Categorieën
Algemene geschiedenis Boom

Expeditie Mongolië Missionaris Louis Verstrepen Een episode uit het familie- en bedrijfsarchief Verstrepen

Bijna drie maanden is Louis Verstrepen, samen met onder andere Edmond Rubbens en Gustaaf Teirlinck, onderweg naar Mongolië. Deze drie missionarissen zullen de 14 al aanwezige Europese missionarissen versterken om dat ene hoogste doel te bereiken, met name de verspreiding van het katholieke geloof in de wereld. Of zoals Louis Verstrepen het zelf verwoordde bij zijn vertrek: “Bidt allen goed voor mij voor mijne medebroeders en bijzonder voor de bekering van de Chinezen.”1Archief Verstrepen, Brieven van Louis Verstrepen, Brief 1.

Het verblijf in Scheut

Van 19 tot 21 september 1885 verbleef Louis Verstrepen in het klooster van de Scheutisten. Hier verzamelden niet alleen de aspirant missionarissen, maar beloofden ze ook hun trouw aan de Congregatie: “Heden na de hooge mis hebben wij onze beloften gedaan, wij stegen het altaar op en daar knielden wij voor het H. Sacrament neder.

Eerst zongen wij het “Ave Maris Stella” om ons onder Maria’s bescherming te stellen en dan deden wij onze beloften in de handen van onzen E.H. Superior. Bidden wij, dat wij altijd aan onze beloften mogen getrouw blijven.
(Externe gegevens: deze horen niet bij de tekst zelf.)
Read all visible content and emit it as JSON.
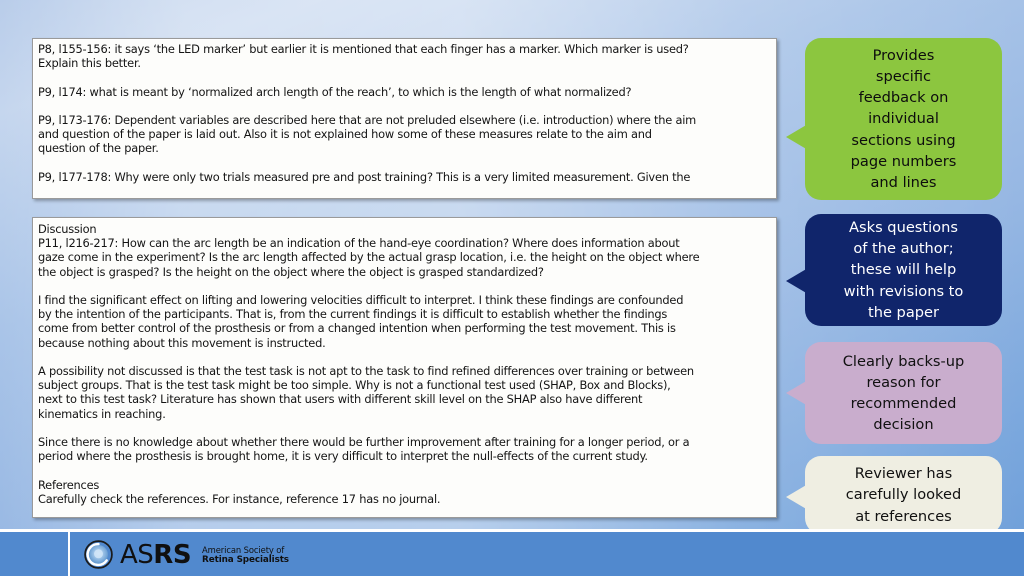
{
  "slide": {
    "background_top": "#c0d2ec",
    "background_bottom": "#6d9ed9"
  },
  "panels": [
    {
      "name": "review-comments-methods",
      "text": "P8, l155-156: it says ‘the LED marker’ but earlier it is mentioned that each finger has a marker. Which marker is used?\nExplain this better.\n\nP9, l174: what is meant by ‘normalized arch length of the reach’, to which is the length of what normalized?\n\nP9, l173-176: Dependent variables are described here that are not preluded elsewhere (i.e. introduction) where the aim\nand question of the paper is laid out. Also it is not explained how some of these measures relate to the aim and\nquestion of the paper.\n\nP9, l177-178: Why were only two trials measured pre and post training? This is a very limited measurement. Given the"
    },
    {
      "name": "review-comments-discussion",
      "text": "Discussion\nP11, l216-217: How can the arc length be an indication of the hand-eye coordination? Where does information about\ngaze come in the experiment? Is the arc length affected by the actual grasp location, i.e. the height on the object where\nthe object is grasped? Is the height on the object where the object is grasped standardized?\n\nI find the significant effect on lifting and lowering velocities difficult to interpret. I think these findings are confounded\nby the intention of the participants. That is, from the current findings it is difficult to establish whether the findings\ncome from better control of the prosthesis or from a changed intention when performing the test movement. This is\nbecause nothing about this movement is instructed.\n\nA possibility not discussed is that the test task is not apt to the task to find refined differences over training or between\nsubject groups. That is the test task might be too simple. Why is not a functional test used (SHAP, Box and Blocks),\nnext to this test task? Literature has shown that users with different skill level on the SHAP also have different\nkinematics in reaching.\n\nSince there is no knowledge about whether there would be further improvement after training for a longer period, or a\nperiod where the prosthesis is brought home, it is very difficult to interpret the null-effects of the current study.\n\nReferences\nCarefully check the references. For instance, reference 17 has no journal."
    }
  ],
  "callouts": [
    {
      "name": "callout-specific-feedback",
      "text": "Provides\nspecific\nfeedback on\nindividual\nsections using\npage numbers\nand lines",
      "fill": "#8CC63F",
      "text_color": "#0d0d0d"
    },
    {
      "name": "callout-asks-questions",
      "text": "Asks questions\nof the author;\nthese will help\nwith revisions to\nthe paper",
      "fill": "#10256B",
      "text_color": "#ffffff"
    },
    {
      "name": "callout-backs-up-decision",
      "text": "Clearly backs-up\nreason for\nrecommended\ndecision",
      "fill": "#C9ADCD",
      "text_color": "#111111"
    },
    {
      "name": "callout-checked-references",
      "text": "Reviewer has\ncarefully looked\nat references",
      "fill": "#EFEEE2",
      "text_color": "#111111"
    }
  ],
  "footer": {
    "bar_color": "#5189CE",
    "logo": {
      "acronym_light": "AS",
      "acronym_heavy": "RS",
      "line1": "American Society of",
      "line2": "Retina Specialists"
    }
  }
}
God zij gedankt, nu maken wij deel van de schoone Congregatie van het Onbevlekt Hert van Maria, nu zijn wij missionaris, loven wij God voor die weldaad welke zijn ontrouwe dienaar niet verdiend heeft.”2Archief Verstrepen, Brieven van Louis Verstrepen, Brief 2

Na deze plechtige belofte behoorde men officieel tot de congregatie en werden ze uitgezonden.

Scheut

De Congregatie van het Onbevlekt Hart van Maria De Congregatie van het Onbevlekt Hart van Maria (in het latijn Congregatio Immaculati Cordis Mariae, CICM), ook gekend als de congregatie van de Missionarissen van Scheut, is een katholieke congregatie van religieuze missionarissen.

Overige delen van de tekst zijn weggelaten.